Let’s start with some definitions…


What does it mean to raise Debt?


Raising debt means you received money with the expectation that you will pay back the amount, almost often with interest


It is a liability (since it’s something you owe to a creditor)


and is CAPPED…that is, there is an exact amount that you owe



What does it mean to raise Equity?


Raising equity is when you receive money, but this time in exchange for ownership in your company


This means that you have a type of liability to the new owner, but this time it’s UNCAPPED…as it involves giving a share of the profit & loss / sale of the company away

This would show up in the Owner’s Equity section of your balance sheet



What are the Pros & Cons of raising debt?

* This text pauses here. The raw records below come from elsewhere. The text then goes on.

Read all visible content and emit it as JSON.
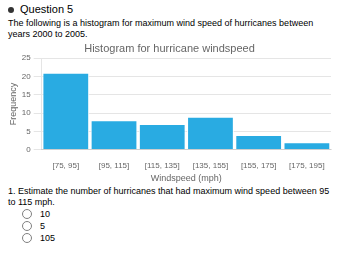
{
  "header": "Question 5",
  "intro": "The following is a histogram for maximum wind speed of hurricanes between years 2000 to 2005.",
  "question": "1. Estimate the number of hurricanes that had maximum wind speed between 95 to 115 mph.",
  "options": [
    "10",
    "5",
    "105"
  ],
  "chart_data": {
    "type": "bar",
    "title": "Histogram for hurricane windspeed",
    "x_label": "Windspeed (mph)",
    "y_label": "Frequency",
    "categories": [
      "[75, 95]",
      "[95, 115]",
      "[115, 135]",
      "[135, 155]",
      "[155, 175]",
      "[175, 195]"
    ],
    "values": [
      21,
      8,
      7,
      9,
      4,
      2
    ],
    "color": "#29ABE2",
    "ylim": [
      0,
      25
    ],
    "yticks": [
      0,
      5,
      10,
      15,
      20,
      25
    ],
    "grid": true
  }
}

Raising debt can be a great way to inject capital into your business if you are comfortable with repaying the amounts with interest


Business owners who are bullish on the future of their business may have no problem raising debt, since they feel confident they will be able to use that capital to generate an even stronger return than what they will pay in interest


The cost of the interest + the schedule in which you agree to repay the loan however may catch up with you, leaving you in a difficult position if things don’t go as planned



What are the Pros and Cons of raising equity?


Raising equity can often times be a great way to raise capital without having to repay the amounts…let alone the lack of interest payments


Often times an equity owner will also be a proud contributor to the management of the company, yielding the company both with capital as well as expertise

It can come at a steep cost however, as you no longer have as big of a pie to share in the profits


Equity owners may also get voting rights, ultimately controlling the direction of the company, which can cause problems if you are not aligned



When should you raise debt, and when should you raise equity?


While every business is subjective, my 2 cents are:


Raise debt when you feel confident that you have a proven formula for generating a large ROI with the capital, and the interest is low


Raise equity when you feel there is a fair valuation for the company, and you are aligned with the person who wants to become an equity holder in your business


Those are my thoughts on raising Debt vs Equity.